Para peneliti di Abnormal Security telah mengidentifikasi aktor ancaman Nigeria yang mencoba merekrut karyawan dengan menawarkan mereka untuk membayar $ 1 juta dalam Bitcoin untuk menyebarkan ransomware Black Kingdom di komputer perusahaan atau server Windows sebagai bagian dari skema ancaman orang dalam.

“Pengirim memberitahu karyawan bahwa jika mereka dapat menyebarkan ransomware di komputer perusahaan atau server Windows, maka mereka akan dibayar $1 juta dalam bentuk uang. Bitcoinatau 40% dari uang tebusan yang diperkirakan $2,5 juta. Karyawan tersebut diberitahu bahwa mereka dapat meluncurkan ransomware secara fisik atau jarak jauh. Pengirim menyediakan dua metode untuk menghubungi mereka jika karyawan tertarik—akun email Outlook dan nama pengguna Telegram,peneliti menjelaskan dalam sebuah laporan yang diterbitkan pada hari Kamis.

Sebelumnya pada bulan Maret, Black Kingdom, juga dikenal sebagai DemonWare, menarik perhatian para peneliti ketika penyerang ditemukan menyalahgunakan kerentanan ProxyLogon yang mempengaruhi Microsoft Exchange Server untuk menginfeksi sistem yang belum ditambal dengan jenis ransomware.

Peneliti keamanan mengidentifikasi dan memblokir email phishing pada 12 Agustus yang meminta penerima untuk menginfeksi jaringan majikan mereka dengan ransomware.Para peneliti membuat identitas palsu untuk berkomunikasi dengan operator ransomware — yang menggunakan nama layar “Pablo”.

Crane Hassold, direktur intelijen ancaman untuk Abnormal Security, berkomunikasi dengan operator ransomware melalui telegram dan mampu membujuk dalang untuk mengirim apa yang ternyata merupakan file bernama “Walletconnect (1).exe” yang berisi ransomware. Jumlah permintaan tebusan yang direncanakan berubah, turun dari $2,5 juta menjadi $120.000.

“Pada satu titik dalam percakapan, kami bertanya kepada aktor apakah dia telah membuat ransomware sendiri atau apakah dia hanya menggunakannya. Aktor tersebut memberi tahu kami bahwa dia ‘memprogram perangkat lunak menggunakan bahasa python. Namun pada kenyataannya, semua kode untuk DemonWare tersedia secara gratis di GitHub. … Dalam hal ini, aktor kami hanya perlu mengunduh ransomware dari GitHub dan merekayasa secara sosial seseorang untuk menyebarkan malware untuk mereka,” tulis Hassold dalam posting blog.

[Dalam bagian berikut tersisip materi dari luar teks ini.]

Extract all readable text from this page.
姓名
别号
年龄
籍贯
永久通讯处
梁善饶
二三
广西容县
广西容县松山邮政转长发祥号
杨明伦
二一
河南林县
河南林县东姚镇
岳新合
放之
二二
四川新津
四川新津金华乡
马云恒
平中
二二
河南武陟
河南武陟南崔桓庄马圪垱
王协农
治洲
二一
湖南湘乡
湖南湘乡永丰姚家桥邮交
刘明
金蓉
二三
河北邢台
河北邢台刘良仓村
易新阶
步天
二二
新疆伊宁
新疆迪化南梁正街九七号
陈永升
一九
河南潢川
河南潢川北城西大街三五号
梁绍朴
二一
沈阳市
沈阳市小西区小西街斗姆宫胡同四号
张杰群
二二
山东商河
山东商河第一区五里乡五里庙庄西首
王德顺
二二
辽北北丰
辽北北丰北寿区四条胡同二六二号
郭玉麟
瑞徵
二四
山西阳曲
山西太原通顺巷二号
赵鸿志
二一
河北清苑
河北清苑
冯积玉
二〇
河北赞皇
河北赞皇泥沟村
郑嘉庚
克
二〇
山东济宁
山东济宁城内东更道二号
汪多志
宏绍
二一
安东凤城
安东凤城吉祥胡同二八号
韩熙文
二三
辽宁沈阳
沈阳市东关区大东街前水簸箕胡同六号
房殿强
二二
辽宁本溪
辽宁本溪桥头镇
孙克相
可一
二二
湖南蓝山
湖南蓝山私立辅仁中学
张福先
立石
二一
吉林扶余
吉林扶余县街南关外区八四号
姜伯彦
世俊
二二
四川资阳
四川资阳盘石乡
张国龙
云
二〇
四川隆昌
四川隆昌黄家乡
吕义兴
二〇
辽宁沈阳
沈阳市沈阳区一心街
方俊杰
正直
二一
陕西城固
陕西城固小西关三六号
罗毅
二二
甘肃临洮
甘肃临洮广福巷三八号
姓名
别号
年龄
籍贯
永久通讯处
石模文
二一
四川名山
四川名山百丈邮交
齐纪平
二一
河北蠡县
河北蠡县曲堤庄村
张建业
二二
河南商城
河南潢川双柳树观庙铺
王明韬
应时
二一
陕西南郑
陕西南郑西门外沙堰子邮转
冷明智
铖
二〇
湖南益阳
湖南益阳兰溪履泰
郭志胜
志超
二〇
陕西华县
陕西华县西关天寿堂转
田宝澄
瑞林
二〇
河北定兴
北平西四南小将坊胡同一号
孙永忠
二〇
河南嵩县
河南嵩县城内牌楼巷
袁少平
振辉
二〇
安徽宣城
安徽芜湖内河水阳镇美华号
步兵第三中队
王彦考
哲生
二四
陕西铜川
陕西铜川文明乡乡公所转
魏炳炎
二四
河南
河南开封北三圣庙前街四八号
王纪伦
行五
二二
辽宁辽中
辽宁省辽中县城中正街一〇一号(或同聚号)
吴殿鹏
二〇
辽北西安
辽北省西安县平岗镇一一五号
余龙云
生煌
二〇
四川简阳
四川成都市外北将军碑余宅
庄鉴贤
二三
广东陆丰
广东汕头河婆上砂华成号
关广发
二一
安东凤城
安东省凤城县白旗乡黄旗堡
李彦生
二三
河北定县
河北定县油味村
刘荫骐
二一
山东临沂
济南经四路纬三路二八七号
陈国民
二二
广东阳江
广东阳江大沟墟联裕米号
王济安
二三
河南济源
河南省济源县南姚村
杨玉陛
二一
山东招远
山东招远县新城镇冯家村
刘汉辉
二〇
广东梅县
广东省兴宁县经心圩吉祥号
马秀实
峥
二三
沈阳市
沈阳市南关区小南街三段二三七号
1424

Penggunaan malware DemonWare “menunjukkan daya tarik ransomware-as-a-service, karena menurunkan penghalang masuk bagi aktor yang kurang canggih secara teknis untuk masuk ke ruang ransomware,” tambah Hassold.

Para peneliti percaya bahwa operator ransomware dengan siapa mereka berkomunikasi kemungkinan adalah orang Nigeria, “berdasarkan informasi yang ditemukan di situs perdagangan Naira (mata uang Nigeria) dan situs web platform media sosial Rusia”.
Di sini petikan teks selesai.